アーチャーとわたし

 アーチャーとわたしは同じ日に生まれた。村にお産婆さんがひとりしかいなかったので、アーチャーのママとわたしのママをタウンホールの大部屋に並んで寝させて、二人まとめて取り上げたのだそうだ。それがきっかけで親同士が仲良くなり、自然とわたしたちも友だちになった。


 小さいころのアーチャーは引っ込み思案でおとなしい女の子だった。いつも後ろをついてまわり、わたしのスカートのすそをつかんで離さないような、そんな子だったのだ。

 気弱だったせいでよく男子にからかわれては泣いていた。助けに入るのが決まってわたしの役目だった。
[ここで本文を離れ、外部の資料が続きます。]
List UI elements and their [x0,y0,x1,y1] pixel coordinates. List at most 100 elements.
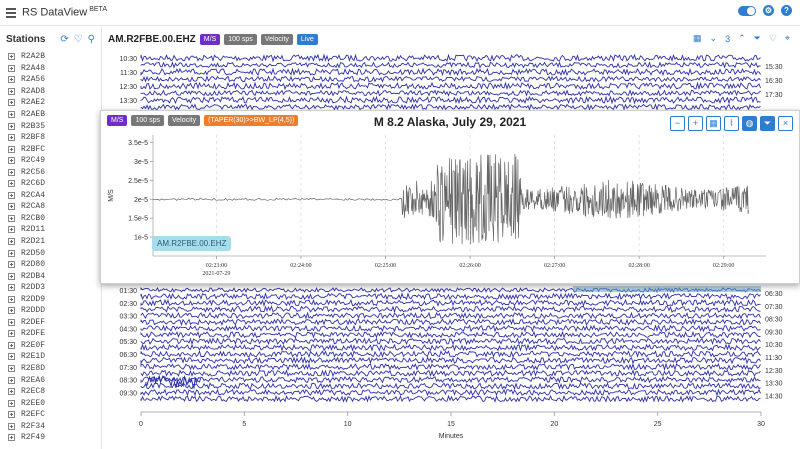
expand-plus-icon[interactable] [8,388,15,396]
expand-plus-icon[interactable] [8,249,15,257]
station-item[interactable]: R2AD8 [0,86,101,98]
station-item[interactable]: R2DD9 [0,293,101,305]
expand-plus-icon[interactable] [8,203,15,211]
station-item[interactable]: R2E0F [0,340,101,352]
station-item[interactable]: R2E1D [0,351,101,363]
map-pin-icon[interactable]: ⌖ [784,33,790,43]
expand-plus-icon[interactable] [8,272,15,280]
expand-plus-icon[interactable] [8,180,15,188]
station-item[interactable]: R2A56 [0,74,101,86]
expand-plus-icon[interactable] [8,238,15,246]
station-item[interactable]: R2DEF [0,317,101,329]
station-item[interactable]: R2E8D [0,363,101,375]
type-chip[interactable]: Velocity [260,33,293,45]
expand-plus-icon[interactable] [8,64,15,72]
station-item[interactable]: R2D80 [0,259,101,271]
expand-plus-icon[interactable] [8,122,15,130]
expand-plus-icon[interactable] [8,365,15,373]
hamburger-menu-icon[interactable] [6,7,16,18]
station-item[interactable]: R2DB4 [0,270,101,282]
expand-plus-icon[interactable] [8,191,15,199]
station-item[interactable]: R2C56 [0,166,101,178]
station-item[interactable]: R2D21 [0,236,101,248]
search-icon[interactable]: ⚲ [87,33,95,45]
popup-units-chip[interactable]: M/S [107,115,128,126]
favorite-heart-icon[interactable]: ♡ [73,33,83,45]
station-item[interactable]: R2A48 [0,63,101,75]
station-item[interactable]: R2B35 [0,120,101,132]
station-item[interactable]: R2D50 [0,247,101,259]
expand-plus-icon[interactable] [8,284,15,292]
close-icon[interactable]: × [778,116,793,131]
grid-icon[interactable]: ▦ [706,116,721,131]
expand-plus-icon[interactable] [8,134,15,142]
station-item[interactable]: R2EA6 [0,374,101,386]
expand-plus-icon[interactable] [8,411,15,419]
station-item[interactable]: R2BF8 [0,132,101,144]
expand-plus-icon[interactable] [8,341,15,349]
units-chip[interactable]: M/S [199,33,221,45]
popup-type-chip[interactable]: Velocity [167,115,201,126]
live-chip[interactable]: Live [296,33,318,45]
filter-icon[interactable]: ⏷ [753,33,761,43]
station-item[interactable]: R2AE2 [0,97,101,109]
favorite-heart-icon-main[interactable]: ♡ [768,33,777,43]
expand-plus-icon[interactable] [8,226,15,234]
station-item[interactable]: R2EE0 [0,397,101,409]
expand-plus-icon[interactable] [8,145,15,153]
expand-plus-icon[interactable] [8,434,15,442]
expand-plus-icon[interactable] [8,261,15,269]
helicorder-panel[interactable]: 10:30 11:30 12:30 13:30 15:30 16:30 17:30 01:30… [103,50,800,449]
station-item[interactable]: R2D11 [0,224,101,236]
settings-gear-icon[interactable]: ⚙ [763,5,774,16]
expand-plus-icon[interactable] [8,157,15,165]
expand-plus-icon[interactable] [8,53,15,61]
expand-plus-icon[interactable] [8,307,15,315]
expand-plus-icon[interactable] [8,76,15,84]
zoom-in-icon[interactable]: + [688,116,703,131]
expand-plus-icon[interactable] [8,330,15,338]
station-item[interactable]: R2C6D [0,178,101,190]
expand-plus-icon[interactable] [8,376,15,384]
event-waveform-chart[interactable]: 1e-5 1.5e-5 2e-5 2.5e-5 3e-5 3.5e-5 M/S 02:23:0… [101,111,800,285]
station-item[interactable]: R2AEB [0,109,101,121]
expand-plus-icon[interactable] [8,99,15,107]
page-down-chevron-icon[interactable]: ⌄ [709,33,718,43]
expand-plus-icon[interactable] [8,168,15,176]
expand-plus-icon[interactable] [8,214,15,222]
station-item[interactable]: R2DFE [0,328,101,340]
expand-plus-icon[interactable] [8,422,15,430]
zoom-out-icon[interactable]: − [670,116,685,131]
station-item[interactable]: R2DD3 [0,282,101,294]
expand-plus-icon[interactable] [8,353,15,361]
expand-plus-icon[interactable] [8,295,15,303]
station-item[interactable]: R2F34 [0,421,101,433]
station-item[interactable]: R2DDD [0,305,101,317]
expand-plus-icon[interactable] [8,399,15,407]
station-item[interactable]: R2EFC [0,409,101,421]
globe-icon[interactable]: ◍ [742,116,757,131]
event-highlight-band[interactable] [573,286,761,292]
station-item[interactable]: R2CA8 [0,201,101,213]
refresh-icon[interactable]: ⟳ [60,33,69,45]
help-icon[interactable]: ? [781,5,792,16]
popup-filter-chip[interactable]: (TAPER(30)>>BW_LP(4,5)) [204,115,299,126]
helicorder-plot[interactable]: 10:30 11:30 12:30 13:30 15:30 16:30 17:30 01:30… [103,50,800,449]
station-item[interactable]: R2BFC [0,143,101,155]
rate-chip[interactable]: 100 sps [224,33,257,45]
station-item[interactable]: R2C49 [0,155,101,167]
funnel-filter-icon[interactable]: ⏷ [760,116,775,131]
expand-plus-icon[interactable] [8,87,15,95]
expand-plus-icon[interactable] [8,111,15,118]
calendar-icon[interactable]: ▦ [693,33,702,43]
live-toggle[interactable] [738,5,756,16]
station-item[interactable]: R2A2B [0,51,101,63]
popup-rate-chip[interactable]: 100 sps [131,115,164,126]
chart-icon[interactable]: ⌇ [724,116,739,131]
station-item[interactable]: R2CB0 [0,213,101,225]
page-up-chevron-icon[interactable]: ⌃ [738,33,746,43]
expand-plus-icon[interactable] [8,318,15,326]
station-item[interactable]: R2F49 [0,432,101,444]
station-item[interactable]: R2EC8 [0,386,101,398]
station-item[interactable]: R2CA4 [0,190,101,202]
当時のガキ大将と取っ組み合いを演じたのも一度や二度じゃない。よくもまあ、今じゃバーバリアンキングになっちゃうような逸材を相手に、堂々と立ち向かったものだと我ながら思う。

 あちこちに傷をこさえたわたしを見ては、アーチャーは余計にわんわん泣いた。わたしが笑いながらVサインをしてみせるとようやく泣きやむ。それから手を取り合って家路につく。つないだアーチャーの手の温かさと、夕食のスープがひどく口の傷にしみたことを今も覚えている。


 そんな彼女だったから、アーチャー塔で働くと言い出したときにわたしは猛反対した。虫の一匹だってろくに殺せない彼女にとうてい務まるとは考えられなかった。

「アチャコには無理だよ。フツーの村娘でいいじゃん。キャンプで料理や洗濯を手伝うのだって立派な村の仕事だよ」

 わたしの口調は結構きつかったことだろう。学校を出たら一緒に村娘生活を楽しむつもりだったので、裏切られたように感じていたのだ。しまいには半ば怒鳴り声になっていたかもしれない。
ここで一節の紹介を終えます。